CDU und FDP haben die Wiedereinführung millionenschwerer Exportsubventionen immer begrüßt und fordern ständig neues Steuergeld für die Landwirtschaft, statt den Landwirten durch faire Preise wirklich zu helfen. Ein Beispiel für die Subventionitis von Fleisch ist, dass die Lufthansa 800 000 Euro Agrarsubventionen bekommt. Wofür? - Die Lufthansa bekommt immer dann, wenn sie mit ihren Hähnchensandwiches außerhalb der EU fliegt, EU-Exporterstattung. Ein perverses System, das keinem Bauern hier und in den Entwicklungsländern hilft!

(Beifall bei den GRÜNEN und bei der LINKEN)

Im Gegenteil schaden diese milliardenschweren Subventionen den Landwirten im Süden. Kein Landwirt kann dort mit dem billigen EUGeflügelfleisch oder mit der billigen Milch konkurrieren. Die Folge ist, dass 80 % der Hungernden Bauern oder ehemalige Bauern sind. Wenn wir hier im Landtag bei Bleiberechtsdebatten so oft über

die Bekämpfung der Fluchtursachen reden, müssen wir auch die Rolle der niedersächsischen Agrarpolitik bei Hunger und Elend in der Welt klar benennen.

(Beifall bei den GRÜNEN)

CDU und FDP verschlimmern mit ihrem einseitigen Agrarlobbyismus für Geflügelbarone und Fleischproduktion das Welthungerproblem, sorgen durch die Abholzung von Regenwäldern und Mooren für unseren Futtermittelabbau für ein massives Artensterben und die Klimakatastrophe und rauben einer eigenständigen landwirtschaftlichen Entwicklung jede Überlebenschance.

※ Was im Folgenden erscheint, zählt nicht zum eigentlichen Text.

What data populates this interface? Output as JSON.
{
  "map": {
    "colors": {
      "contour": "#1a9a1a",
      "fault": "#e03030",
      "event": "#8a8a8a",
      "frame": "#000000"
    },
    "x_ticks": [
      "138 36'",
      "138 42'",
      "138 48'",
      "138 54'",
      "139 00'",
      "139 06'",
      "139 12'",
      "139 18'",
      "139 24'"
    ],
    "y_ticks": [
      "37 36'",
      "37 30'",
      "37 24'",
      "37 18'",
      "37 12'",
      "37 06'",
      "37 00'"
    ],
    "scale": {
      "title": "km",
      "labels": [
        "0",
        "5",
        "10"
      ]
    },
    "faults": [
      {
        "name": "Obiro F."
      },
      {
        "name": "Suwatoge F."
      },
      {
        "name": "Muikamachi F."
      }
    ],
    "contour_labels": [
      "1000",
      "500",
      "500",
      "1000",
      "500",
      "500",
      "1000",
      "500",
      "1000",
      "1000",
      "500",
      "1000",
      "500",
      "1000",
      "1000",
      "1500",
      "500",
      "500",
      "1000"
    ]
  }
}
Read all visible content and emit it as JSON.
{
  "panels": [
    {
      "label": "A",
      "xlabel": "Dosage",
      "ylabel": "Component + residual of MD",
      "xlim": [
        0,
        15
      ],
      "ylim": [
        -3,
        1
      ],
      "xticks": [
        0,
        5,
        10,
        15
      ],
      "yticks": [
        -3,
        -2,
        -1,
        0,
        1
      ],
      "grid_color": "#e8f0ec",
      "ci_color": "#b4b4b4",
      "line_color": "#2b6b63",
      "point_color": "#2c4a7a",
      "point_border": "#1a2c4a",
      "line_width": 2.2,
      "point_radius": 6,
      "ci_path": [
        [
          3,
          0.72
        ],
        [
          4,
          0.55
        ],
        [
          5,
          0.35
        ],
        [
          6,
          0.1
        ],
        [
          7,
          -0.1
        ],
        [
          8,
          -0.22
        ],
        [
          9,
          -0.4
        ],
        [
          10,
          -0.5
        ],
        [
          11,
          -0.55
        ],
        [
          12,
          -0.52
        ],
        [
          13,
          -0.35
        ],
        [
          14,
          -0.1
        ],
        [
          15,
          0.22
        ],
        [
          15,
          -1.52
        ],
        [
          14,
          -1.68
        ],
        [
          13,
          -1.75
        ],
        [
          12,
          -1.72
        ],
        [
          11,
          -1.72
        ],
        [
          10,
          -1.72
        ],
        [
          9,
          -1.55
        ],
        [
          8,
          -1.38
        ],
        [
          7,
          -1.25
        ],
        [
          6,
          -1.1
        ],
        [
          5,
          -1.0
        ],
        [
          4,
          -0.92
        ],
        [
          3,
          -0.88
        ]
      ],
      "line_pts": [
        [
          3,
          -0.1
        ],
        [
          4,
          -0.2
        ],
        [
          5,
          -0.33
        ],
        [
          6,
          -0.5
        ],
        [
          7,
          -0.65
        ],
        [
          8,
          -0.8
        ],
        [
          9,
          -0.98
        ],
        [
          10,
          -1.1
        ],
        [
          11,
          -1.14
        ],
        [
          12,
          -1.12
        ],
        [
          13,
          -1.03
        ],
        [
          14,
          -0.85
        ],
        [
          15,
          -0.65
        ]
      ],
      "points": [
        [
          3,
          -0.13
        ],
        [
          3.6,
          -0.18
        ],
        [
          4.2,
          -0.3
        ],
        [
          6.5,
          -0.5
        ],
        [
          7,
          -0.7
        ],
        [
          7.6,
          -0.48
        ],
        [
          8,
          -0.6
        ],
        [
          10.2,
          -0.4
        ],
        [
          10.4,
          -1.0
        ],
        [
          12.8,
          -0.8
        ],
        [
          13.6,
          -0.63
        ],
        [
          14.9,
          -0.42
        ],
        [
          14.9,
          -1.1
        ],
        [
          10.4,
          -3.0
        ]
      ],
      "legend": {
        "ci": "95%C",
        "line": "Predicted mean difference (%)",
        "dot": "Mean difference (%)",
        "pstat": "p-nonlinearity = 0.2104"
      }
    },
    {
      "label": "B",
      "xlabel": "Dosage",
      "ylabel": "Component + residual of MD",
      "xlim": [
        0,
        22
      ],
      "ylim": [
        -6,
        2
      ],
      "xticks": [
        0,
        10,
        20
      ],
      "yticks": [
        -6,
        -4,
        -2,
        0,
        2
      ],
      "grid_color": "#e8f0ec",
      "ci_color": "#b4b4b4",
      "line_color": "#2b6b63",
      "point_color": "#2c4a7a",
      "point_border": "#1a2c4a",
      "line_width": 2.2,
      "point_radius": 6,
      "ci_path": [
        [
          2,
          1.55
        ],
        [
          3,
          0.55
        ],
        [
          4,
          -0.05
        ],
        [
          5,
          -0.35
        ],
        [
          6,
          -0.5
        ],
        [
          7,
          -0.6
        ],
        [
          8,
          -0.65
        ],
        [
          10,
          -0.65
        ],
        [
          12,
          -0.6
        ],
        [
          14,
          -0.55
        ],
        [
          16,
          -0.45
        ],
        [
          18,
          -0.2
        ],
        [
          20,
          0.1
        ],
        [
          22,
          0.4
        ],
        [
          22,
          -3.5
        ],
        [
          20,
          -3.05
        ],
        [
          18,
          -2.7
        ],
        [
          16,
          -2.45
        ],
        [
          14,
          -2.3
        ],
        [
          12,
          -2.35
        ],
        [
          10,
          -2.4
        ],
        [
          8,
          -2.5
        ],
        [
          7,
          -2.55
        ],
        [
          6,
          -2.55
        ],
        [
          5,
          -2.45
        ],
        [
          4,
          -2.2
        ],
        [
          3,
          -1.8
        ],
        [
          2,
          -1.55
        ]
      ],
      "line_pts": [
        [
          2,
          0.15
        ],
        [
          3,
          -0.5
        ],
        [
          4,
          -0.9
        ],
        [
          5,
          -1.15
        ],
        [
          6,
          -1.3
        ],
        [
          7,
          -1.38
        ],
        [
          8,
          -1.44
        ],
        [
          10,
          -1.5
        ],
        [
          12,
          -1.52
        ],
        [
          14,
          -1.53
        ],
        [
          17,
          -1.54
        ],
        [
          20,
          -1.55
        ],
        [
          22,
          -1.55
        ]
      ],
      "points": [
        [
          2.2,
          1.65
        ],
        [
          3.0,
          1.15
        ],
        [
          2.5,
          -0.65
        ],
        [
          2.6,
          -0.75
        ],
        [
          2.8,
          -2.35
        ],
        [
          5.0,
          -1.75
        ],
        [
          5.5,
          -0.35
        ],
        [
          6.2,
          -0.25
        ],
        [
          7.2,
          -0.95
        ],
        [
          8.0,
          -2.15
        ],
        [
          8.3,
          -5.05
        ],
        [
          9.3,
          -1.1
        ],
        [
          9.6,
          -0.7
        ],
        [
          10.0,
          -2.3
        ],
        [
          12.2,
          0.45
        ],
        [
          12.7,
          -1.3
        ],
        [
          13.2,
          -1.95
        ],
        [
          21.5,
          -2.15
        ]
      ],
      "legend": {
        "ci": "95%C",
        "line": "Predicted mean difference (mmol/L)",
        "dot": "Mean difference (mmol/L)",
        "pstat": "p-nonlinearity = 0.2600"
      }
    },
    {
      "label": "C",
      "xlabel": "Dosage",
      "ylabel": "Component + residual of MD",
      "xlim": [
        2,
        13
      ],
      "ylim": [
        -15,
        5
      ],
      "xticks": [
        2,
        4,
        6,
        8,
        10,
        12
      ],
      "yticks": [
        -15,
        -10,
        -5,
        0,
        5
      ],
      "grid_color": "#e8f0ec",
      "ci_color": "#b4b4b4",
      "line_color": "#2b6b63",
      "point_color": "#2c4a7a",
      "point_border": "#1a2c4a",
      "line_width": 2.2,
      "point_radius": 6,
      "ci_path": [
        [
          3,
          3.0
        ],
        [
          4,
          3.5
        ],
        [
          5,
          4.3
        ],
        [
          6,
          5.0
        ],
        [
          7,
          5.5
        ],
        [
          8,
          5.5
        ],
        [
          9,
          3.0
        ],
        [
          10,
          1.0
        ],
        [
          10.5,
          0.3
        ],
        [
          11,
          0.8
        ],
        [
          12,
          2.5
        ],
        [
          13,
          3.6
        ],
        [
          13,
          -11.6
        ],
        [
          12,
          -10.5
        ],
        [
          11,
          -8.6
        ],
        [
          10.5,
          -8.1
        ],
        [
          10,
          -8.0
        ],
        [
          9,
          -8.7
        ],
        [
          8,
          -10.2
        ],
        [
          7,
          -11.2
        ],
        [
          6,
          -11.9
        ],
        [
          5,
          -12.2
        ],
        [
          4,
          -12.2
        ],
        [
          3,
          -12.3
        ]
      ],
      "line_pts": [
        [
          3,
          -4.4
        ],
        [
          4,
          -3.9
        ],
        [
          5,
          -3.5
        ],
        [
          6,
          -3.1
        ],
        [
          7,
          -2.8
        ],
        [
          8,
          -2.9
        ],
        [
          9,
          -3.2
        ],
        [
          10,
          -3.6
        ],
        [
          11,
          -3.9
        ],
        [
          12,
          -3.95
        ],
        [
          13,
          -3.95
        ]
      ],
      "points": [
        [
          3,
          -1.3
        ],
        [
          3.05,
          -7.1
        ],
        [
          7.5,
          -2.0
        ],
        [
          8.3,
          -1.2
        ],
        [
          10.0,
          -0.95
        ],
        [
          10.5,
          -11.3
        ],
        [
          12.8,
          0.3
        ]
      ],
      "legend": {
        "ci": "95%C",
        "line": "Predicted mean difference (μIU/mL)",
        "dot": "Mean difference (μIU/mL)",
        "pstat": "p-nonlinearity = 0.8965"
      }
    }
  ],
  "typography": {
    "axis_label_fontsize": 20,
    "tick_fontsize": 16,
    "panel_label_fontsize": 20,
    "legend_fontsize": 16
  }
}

(Zuruf von Bernhard Busemann [CDU])

In diesem Zusammenhang müssen wir auch über die Reduzierung des Fleischkonsums reden. Der Klimaschützer und ehemalige Weltbankchef Nicholas Stern sagte vor ein paar Tagen in der Times: Fleisch essen wird bald ebenso verpönt sein, wie betrunken Auto zu fahren. - Neuere Studien zeigen, dass der übermäßige Fleischkonsum nicht nur zu Fehlernährung führt, sondern einer der schlimmsten Klimakiller ist. Deswegen brauchen wir auch so dringend ein Schulobst- und nicht etwa ein Schulfleischprogramm zur nachhaltigen gesunden Ernährung.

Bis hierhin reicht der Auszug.